Советская пропаганда определяла отношения между советскими народами официальной формулой “дружбы народов”. Но когда дело дошло до отношений между режимом и населением, верхушка, по-видимому, посчитала, что некоторые народы более дружественны государству, чем другие. Новообретенное доверие к русскому народу шло рука об руку с подозрительностью по отношению к другим народам. Прошли те времена, когда партия готовилась к революционной войне, которая принесет коммунизм в остальную Европу и мир. В годы перед началом Второй мировой войны Сталин готовил страну к возможному иностранному вторжению и расчищал место за предполагаемой линией фронта от потенциальных изменников, так называемой пятой колонны. Критерием, по которому истинных патриотов можно было отличить от предателей, становилась не классовая принадлежность, а этническая.

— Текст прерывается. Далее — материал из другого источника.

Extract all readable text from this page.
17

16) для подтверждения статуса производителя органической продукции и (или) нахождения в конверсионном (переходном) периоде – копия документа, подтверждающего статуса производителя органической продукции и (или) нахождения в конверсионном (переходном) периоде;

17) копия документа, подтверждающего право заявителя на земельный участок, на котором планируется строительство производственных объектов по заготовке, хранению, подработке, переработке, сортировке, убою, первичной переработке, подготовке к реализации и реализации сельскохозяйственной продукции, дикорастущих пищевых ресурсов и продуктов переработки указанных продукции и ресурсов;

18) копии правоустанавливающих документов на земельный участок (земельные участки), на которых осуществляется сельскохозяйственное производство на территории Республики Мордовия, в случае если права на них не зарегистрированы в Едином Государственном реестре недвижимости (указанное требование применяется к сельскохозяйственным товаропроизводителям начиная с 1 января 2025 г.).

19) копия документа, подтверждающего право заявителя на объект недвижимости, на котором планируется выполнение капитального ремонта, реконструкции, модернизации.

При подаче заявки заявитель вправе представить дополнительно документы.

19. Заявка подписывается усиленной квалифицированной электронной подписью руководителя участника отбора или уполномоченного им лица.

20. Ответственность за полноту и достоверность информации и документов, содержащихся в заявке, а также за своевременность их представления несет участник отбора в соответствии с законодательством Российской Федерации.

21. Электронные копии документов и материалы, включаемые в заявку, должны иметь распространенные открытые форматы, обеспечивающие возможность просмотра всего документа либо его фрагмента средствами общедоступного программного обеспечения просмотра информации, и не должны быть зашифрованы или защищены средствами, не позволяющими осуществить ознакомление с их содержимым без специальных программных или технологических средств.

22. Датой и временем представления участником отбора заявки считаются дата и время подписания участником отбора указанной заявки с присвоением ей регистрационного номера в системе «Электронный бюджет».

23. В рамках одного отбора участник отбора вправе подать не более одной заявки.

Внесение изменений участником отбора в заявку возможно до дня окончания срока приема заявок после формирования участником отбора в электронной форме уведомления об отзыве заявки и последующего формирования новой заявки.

Если русские в целом воспринимались как благонадежные граждане, то нерусские, живущие на своих исконных землях, или представители крупных диаспор рассматривались как вероятные предатели. Их преследовали с особой силой во время многочисленных волн репрессий, кульминацией которых стал Большой террор 1937–1938 годов.
Пока Сталин чистил партийный и государственный аппарат, выбирая в качестве целей реальных или потенциальных врагов своего правления, “тройки” (партийный функционер, сотрудник ОГПУ-НКВД, прокурор) выносили приговоры миллионам людей, арестованных под покровом ночи. Большую часть отправляли в ГУЛАГ, сеть концентрационных лагерей, где заключенные работали в суровых климатических условиях Сибири и других отдаленных регионов СССР: добывали золото и железную руду, валили лес. Сроки заключения были от 10 до 25 лет без права досрочного освобождения. Отправленным в ГУЛАГ в каком-то смысле повезло – их не расстреляли. По меньшей мере 600 тысяч человек из арестованных и осужденных “тройками” были казнены. Террор ужасал и калечил всех. Родные погибших или заключенных продолжали жить как граждане второго сорта – “члены семьи врага народа”. Детей, у которых арестовали обоих родителей, отправляли в приемные семьи на “перевоспитание”.